いつしか星に対する関心は薄れていた。星とはああいうものなのだ、と勝手に理解したつもりでいた。何よりも、夜空を見上げることがなかったかもしれない。伊作に会うまでは……。
「星には触れないってことには、いつ頃気づいたの?」
今の今まで信じていたらどうしよう、という一抹の不安を抱えつつ雑渡は伊作に斬り込んだ。
「忍術学園で長次と出会ってからです」
伊作と同級生の中在家長次のことである。
「長次は本をたくさん読んでいたから何でも知っていて……あれは空にへばり付いているものなのだと、渡来の書物になぞって丁寧に教えてもらいました。恥ずかしかったなあ……」
当時のことを思い出したのか、伊作は赤面して俯いた。
「かわいいじゃない。わたしは伊作くんのそういう純粋なところがいいと思うよ」
雑渡としては本心を言ったつもりなのだが、伊作はそうとは受け取らなかったらしい。 からかわれたと思ったのか少し頬を膨らませた。

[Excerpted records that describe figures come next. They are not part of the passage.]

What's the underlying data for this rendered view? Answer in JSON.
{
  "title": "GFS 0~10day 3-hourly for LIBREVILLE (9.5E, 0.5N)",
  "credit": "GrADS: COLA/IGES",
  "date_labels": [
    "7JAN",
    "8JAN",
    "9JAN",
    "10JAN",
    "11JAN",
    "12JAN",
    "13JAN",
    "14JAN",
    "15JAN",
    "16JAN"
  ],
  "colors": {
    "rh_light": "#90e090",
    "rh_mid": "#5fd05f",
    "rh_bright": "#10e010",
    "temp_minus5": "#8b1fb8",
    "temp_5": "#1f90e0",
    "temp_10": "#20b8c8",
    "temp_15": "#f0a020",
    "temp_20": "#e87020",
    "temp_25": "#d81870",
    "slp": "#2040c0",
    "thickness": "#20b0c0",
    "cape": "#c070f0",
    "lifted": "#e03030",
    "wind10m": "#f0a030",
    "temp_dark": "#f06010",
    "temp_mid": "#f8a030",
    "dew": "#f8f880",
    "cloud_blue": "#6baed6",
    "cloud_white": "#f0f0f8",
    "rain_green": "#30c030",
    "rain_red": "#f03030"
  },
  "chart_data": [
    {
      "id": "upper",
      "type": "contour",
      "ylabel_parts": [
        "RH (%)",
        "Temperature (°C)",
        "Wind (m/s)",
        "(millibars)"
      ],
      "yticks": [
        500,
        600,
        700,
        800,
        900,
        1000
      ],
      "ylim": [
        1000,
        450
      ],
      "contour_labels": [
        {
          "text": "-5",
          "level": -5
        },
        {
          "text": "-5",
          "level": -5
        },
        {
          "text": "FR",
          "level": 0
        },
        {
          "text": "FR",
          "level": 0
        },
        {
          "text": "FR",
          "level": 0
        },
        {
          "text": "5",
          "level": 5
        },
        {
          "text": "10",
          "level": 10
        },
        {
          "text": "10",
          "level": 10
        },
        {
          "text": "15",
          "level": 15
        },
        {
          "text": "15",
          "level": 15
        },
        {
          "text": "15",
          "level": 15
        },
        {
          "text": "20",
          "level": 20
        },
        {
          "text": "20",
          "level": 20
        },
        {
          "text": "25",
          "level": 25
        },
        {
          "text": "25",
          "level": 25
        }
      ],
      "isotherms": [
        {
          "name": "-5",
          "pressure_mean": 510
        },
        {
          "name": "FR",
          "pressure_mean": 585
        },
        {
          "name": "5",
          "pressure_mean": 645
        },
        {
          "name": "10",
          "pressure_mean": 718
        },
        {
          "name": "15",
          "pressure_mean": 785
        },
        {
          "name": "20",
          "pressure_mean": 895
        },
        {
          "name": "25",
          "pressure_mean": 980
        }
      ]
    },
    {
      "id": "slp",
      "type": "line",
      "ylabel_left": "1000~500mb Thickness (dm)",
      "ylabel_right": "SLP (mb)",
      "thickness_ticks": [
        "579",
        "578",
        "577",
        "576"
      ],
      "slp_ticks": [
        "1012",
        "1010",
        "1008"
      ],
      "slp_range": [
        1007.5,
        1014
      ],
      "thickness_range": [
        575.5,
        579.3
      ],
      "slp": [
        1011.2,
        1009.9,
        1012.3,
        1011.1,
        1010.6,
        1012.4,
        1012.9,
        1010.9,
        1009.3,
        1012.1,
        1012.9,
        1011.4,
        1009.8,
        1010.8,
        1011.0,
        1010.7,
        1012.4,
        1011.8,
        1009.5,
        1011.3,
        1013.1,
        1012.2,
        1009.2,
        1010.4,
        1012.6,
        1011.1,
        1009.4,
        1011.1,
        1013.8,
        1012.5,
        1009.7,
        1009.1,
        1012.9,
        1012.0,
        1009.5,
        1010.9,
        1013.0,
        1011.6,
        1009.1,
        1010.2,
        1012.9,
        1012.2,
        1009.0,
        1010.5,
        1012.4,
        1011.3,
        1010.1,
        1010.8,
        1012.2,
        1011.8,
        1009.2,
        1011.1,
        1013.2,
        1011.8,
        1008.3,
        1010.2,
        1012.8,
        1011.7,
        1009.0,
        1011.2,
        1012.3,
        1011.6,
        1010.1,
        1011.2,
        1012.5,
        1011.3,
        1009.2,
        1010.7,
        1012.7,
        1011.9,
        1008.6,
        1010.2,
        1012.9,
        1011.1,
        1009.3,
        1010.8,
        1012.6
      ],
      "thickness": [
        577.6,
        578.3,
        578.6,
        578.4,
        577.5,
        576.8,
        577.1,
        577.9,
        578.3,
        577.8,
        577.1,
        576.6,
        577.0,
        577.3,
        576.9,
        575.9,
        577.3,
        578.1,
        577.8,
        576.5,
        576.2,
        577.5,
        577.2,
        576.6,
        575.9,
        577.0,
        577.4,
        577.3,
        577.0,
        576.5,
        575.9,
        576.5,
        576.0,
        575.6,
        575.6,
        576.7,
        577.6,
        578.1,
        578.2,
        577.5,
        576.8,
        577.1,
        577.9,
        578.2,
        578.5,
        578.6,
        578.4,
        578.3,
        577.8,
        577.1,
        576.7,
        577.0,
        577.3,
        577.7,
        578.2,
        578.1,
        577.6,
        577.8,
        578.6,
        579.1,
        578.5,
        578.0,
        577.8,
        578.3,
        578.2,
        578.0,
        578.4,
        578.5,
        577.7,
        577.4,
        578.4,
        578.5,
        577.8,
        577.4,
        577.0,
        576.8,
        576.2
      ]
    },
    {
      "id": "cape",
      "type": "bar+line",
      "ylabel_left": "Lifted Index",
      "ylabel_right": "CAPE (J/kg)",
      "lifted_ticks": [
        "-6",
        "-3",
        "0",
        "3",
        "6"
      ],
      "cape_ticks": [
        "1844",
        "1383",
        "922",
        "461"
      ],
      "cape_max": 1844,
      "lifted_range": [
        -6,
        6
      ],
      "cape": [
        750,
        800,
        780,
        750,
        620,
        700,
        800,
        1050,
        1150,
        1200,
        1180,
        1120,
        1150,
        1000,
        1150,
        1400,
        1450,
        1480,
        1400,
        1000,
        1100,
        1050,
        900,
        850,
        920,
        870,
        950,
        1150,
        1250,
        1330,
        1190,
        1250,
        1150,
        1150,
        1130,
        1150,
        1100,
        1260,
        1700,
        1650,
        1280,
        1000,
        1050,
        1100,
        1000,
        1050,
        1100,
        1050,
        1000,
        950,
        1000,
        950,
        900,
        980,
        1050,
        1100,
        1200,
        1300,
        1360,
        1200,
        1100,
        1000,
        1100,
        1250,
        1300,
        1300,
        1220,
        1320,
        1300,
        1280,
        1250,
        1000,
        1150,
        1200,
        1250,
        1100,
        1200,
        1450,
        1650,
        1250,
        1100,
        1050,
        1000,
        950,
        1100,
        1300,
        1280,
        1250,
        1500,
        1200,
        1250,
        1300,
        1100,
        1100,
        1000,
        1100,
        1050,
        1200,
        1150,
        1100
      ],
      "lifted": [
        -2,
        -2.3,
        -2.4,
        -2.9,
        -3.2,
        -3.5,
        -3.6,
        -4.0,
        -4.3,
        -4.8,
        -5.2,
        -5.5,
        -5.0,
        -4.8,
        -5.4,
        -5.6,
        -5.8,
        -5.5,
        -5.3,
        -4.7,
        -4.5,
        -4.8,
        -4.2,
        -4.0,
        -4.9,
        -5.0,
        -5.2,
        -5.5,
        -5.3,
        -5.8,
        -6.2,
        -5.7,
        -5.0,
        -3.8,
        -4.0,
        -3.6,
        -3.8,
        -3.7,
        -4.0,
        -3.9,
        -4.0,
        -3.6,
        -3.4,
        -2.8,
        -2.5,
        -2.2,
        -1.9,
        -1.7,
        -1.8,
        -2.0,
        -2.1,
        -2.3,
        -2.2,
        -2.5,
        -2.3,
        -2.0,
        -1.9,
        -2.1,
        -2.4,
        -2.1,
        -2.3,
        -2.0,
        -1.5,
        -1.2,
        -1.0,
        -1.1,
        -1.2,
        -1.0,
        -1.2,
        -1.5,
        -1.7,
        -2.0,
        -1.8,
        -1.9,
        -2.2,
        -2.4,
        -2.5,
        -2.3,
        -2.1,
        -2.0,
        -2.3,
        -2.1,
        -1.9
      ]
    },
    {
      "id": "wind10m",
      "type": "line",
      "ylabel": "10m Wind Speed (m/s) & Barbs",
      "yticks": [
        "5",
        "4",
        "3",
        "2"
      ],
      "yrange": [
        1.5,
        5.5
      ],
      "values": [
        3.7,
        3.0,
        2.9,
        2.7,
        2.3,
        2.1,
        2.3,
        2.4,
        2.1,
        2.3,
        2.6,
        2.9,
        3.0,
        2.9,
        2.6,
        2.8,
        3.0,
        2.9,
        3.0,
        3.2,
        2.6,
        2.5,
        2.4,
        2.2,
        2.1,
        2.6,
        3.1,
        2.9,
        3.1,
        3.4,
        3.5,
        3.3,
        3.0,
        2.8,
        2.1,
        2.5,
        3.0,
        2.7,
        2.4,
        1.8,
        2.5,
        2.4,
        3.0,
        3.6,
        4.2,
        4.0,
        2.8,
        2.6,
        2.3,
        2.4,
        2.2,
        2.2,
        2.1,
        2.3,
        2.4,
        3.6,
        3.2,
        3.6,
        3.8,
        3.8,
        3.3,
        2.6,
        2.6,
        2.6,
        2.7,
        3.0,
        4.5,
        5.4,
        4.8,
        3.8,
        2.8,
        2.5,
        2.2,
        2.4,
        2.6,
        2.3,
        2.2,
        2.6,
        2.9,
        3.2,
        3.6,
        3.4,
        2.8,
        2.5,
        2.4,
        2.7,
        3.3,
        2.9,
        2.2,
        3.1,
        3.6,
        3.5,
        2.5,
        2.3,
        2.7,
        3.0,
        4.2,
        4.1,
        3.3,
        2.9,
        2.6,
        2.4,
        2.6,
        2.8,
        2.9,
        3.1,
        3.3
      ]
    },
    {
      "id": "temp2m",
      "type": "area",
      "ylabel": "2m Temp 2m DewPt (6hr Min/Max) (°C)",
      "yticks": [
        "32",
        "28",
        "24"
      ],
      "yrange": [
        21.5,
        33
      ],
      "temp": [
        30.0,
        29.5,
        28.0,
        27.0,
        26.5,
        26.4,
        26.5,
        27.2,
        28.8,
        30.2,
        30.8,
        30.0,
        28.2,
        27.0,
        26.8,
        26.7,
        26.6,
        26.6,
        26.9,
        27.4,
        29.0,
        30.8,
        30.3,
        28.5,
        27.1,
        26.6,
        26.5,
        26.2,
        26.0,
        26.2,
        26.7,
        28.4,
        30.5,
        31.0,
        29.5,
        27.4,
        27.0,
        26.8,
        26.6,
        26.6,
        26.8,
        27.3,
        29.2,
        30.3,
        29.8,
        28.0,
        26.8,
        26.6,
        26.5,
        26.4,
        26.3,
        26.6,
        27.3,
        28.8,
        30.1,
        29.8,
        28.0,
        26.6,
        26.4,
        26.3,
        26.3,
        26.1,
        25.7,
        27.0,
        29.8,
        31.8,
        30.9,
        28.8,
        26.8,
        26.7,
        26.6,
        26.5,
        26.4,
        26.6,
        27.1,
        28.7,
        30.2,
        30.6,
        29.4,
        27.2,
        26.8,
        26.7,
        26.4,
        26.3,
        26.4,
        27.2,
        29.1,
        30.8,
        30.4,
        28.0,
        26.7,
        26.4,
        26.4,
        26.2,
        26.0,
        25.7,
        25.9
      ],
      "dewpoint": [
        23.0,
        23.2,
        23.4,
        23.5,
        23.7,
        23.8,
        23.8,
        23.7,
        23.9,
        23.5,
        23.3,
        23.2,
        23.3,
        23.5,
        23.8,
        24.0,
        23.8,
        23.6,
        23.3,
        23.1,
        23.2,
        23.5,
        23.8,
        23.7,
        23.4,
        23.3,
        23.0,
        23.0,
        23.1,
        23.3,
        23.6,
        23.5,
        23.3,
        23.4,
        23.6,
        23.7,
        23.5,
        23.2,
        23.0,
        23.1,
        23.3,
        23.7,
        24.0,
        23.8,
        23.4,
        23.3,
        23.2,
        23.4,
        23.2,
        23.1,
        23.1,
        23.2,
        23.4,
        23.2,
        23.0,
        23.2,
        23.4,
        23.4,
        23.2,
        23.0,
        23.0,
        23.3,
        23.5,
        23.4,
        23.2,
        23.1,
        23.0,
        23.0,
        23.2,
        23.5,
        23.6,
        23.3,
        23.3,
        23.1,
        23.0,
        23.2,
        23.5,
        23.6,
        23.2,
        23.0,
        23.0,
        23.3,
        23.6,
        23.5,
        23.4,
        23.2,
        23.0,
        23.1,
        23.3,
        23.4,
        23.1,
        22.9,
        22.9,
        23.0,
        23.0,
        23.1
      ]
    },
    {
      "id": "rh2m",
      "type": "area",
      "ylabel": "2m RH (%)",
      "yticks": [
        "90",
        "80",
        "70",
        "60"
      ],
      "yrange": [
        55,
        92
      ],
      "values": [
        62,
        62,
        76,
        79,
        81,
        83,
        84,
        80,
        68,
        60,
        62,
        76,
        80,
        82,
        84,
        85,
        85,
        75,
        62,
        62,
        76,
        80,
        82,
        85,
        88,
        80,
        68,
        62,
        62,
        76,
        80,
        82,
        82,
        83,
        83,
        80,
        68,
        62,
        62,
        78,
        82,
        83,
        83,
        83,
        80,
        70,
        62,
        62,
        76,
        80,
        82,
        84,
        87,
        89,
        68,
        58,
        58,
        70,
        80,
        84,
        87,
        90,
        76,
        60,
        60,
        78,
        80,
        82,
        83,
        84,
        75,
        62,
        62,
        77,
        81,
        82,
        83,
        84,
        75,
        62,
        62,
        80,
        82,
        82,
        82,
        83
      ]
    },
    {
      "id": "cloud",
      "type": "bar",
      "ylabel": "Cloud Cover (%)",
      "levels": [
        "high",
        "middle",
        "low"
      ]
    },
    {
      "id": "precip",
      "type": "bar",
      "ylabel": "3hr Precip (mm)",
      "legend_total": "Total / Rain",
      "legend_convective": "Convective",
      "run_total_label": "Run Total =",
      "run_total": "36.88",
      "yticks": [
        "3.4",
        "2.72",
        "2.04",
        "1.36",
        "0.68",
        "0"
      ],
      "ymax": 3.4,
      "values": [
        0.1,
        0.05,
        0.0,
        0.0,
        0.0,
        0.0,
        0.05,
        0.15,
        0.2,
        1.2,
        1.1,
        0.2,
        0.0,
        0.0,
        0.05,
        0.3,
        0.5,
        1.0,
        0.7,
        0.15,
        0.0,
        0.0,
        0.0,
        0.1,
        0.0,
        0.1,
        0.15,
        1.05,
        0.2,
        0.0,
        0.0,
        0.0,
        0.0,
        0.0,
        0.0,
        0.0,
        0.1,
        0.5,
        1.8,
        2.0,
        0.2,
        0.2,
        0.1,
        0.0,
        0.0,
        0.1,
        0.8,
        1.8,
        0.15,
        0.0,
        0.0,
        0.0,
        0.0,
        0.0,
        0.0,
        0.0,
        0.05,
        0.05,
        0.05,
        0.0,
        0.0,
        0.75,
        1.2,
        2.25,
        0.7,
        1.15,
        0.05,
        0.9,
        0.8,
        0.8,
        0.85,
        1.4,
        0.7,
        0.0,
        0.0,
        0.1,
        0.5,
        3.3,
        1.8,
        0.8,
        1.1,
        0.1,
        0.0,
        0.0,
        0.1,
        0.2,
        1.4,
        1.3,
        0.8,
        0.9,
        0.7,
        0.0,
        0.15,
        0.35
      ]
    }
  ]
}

「雑渡さんはないんですか? 星に触ってみたいと思ったこととか」
「ないよ」
雑渡はきっぱり応えた。
「ないんですか」
「思い当たらないなぁ……でも――」
「でも……?」
伊作は先を促した。縁側の端に座り上目遣いで見つめてくる。視線が絡む。その澄んだ瞳の中に、雑渡の姿が映っているのが分かった。
今まで、星に触れたいと思ったことはなかった。
でも、今ならそう思える。
伊作に出会った今だからこそ、そう思わずにはいられないのだ。
雑渡の目から悲しみの色はすっかり消えていた。
「わたしは、もう手に入れたから」
「え?」
「……失くして、忘れられて、捨てられて……探して、もうずっと星なんて見えなくて……でも、今は見えてる。とびきり綺麗な星に触れてる」
雑渡は伊作の頬に触れた。吸い付くような瑞々しい肌に目を細める。そのまま、降るようにして伊作を抱きしめた。
「っつ……雑渡さん?」
「もう少しこのままでいさせて。星は夜じゃないと見えないから……」
みじろぎする伊作をさらに強く拘束した。空が明るくなれば雑渡は伊作の前から姿を消さなくてはならないのだ。雑渡は伊作と別れ難さを感じていた。

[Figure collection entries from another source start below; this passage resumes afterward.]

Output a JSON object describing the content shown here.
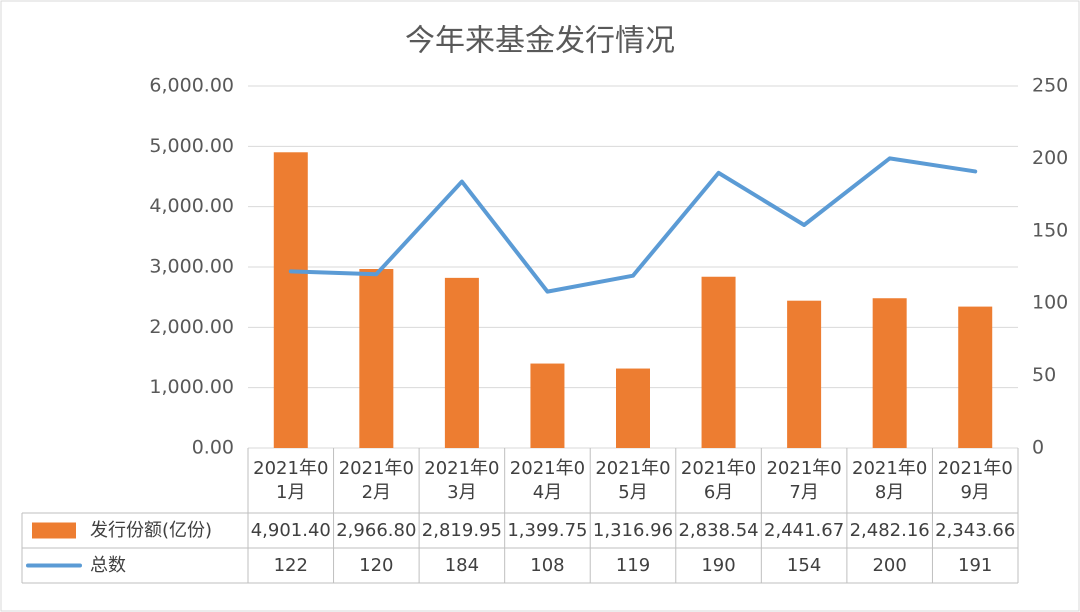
{
  "chart_data": {
    "type": "bar_line_table",
    "title": "今年来基金发行情况",
    "categories": [
      "2021年01月",
      "2021年02月",
      "2021年03月",
      "2021年04月",
      "2021年05月",
      "2021年06月",
      "2021年07月",
      "2021年08月",
      "2021年09月"
    ],
    "series": [
      {
        "name": "发行份额(亿份)",
        "type": "bar",
        "color": "#ed7d31",
        "values": [
          4901.4,
          2966.8,
          2819.95,
          1399.75,
          1316.96,
          2838.54,
          2441.67,
          2482.16,
          2343.66
        ],
        "value_labels": [
          "4,901.40",
          "2,966.80",
          "2,819.95",
          "1,399.75",
          "1,316.96",
          "2,838.54",
          "2,441.67",
          "2,482.16",
          "2,343.66"
        ]
      },
      {
        "name": "总数",
        "type": "line",
        "color": "#5b9bd5",
        "axis": "y2",
        "values": [
          122,
          120,
          184,
          108,
          119,
          190,
          154,
          200,
          191
        ]
      }
    ],
    "ylim": [
      0,
      6000
    ],
    "yticks": [
      {
        "value": 0,
        "label": "0.00"
      },
      {
        "value": 1000,
        "label": "1,000.00"
      },
      {
        "value": 2000,
        "label": "2,000.00"
      },
      {
        "value": 3000,
        "label": "3,000.00"
      },
      {
        "value": 4000,
        "label": "4,000.00"
      },
      {
        "value": 5000,
        "label": "5,000.00"
      },
      {
        "value": 6000,
        "label": "6,000.00"
      }
    ],
    "y2lim": [
      0,
      250
    ],
    "y2ticks": [
      0,
      50,
      100,
      150,
      200,
      250
    ],
    "grid": true
  }
}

「僕は星ではありませんから、明るいうちでも会えますよ」
伊作の湿った息が雑渡の頬にかかる。その感触に雑渡は目を閉じていた。
「……そうか。そうだね」
雑渡の力が緩むと、伊作は笑った。
「そうですよ。でも、雑渡さんが暗闇で困らないように星は無理でもせめて、ロウソクの灯りくらいには輝けるように努めますから。だから安心してくださいね」
伊作の言葉に雑渡の胸は塞いだ。
ただ眩しいばかりで、何も語る言葉が見つからない。
この世に、雑渡を迎えるためだけの光があることが心の底から嬉しかった。
空が白み始めた頃、雑渡の部下である諸泉尊奈門がやってきた。
雑渡は一足先に逃げていた。
尊奈門はカンカンに怒っていたが、ひとしきり悪態をついたあと、
「ありがとう」
と伊作に言った。
九年前の今日が、雑渡にとって、大火傷を負ってタソガレドキ忍者隊から除名された仔細ある日であったことを、伊作は後になってから知った。
幼いあの日に見た星が、雑渡の上にも降ってくれることを願った。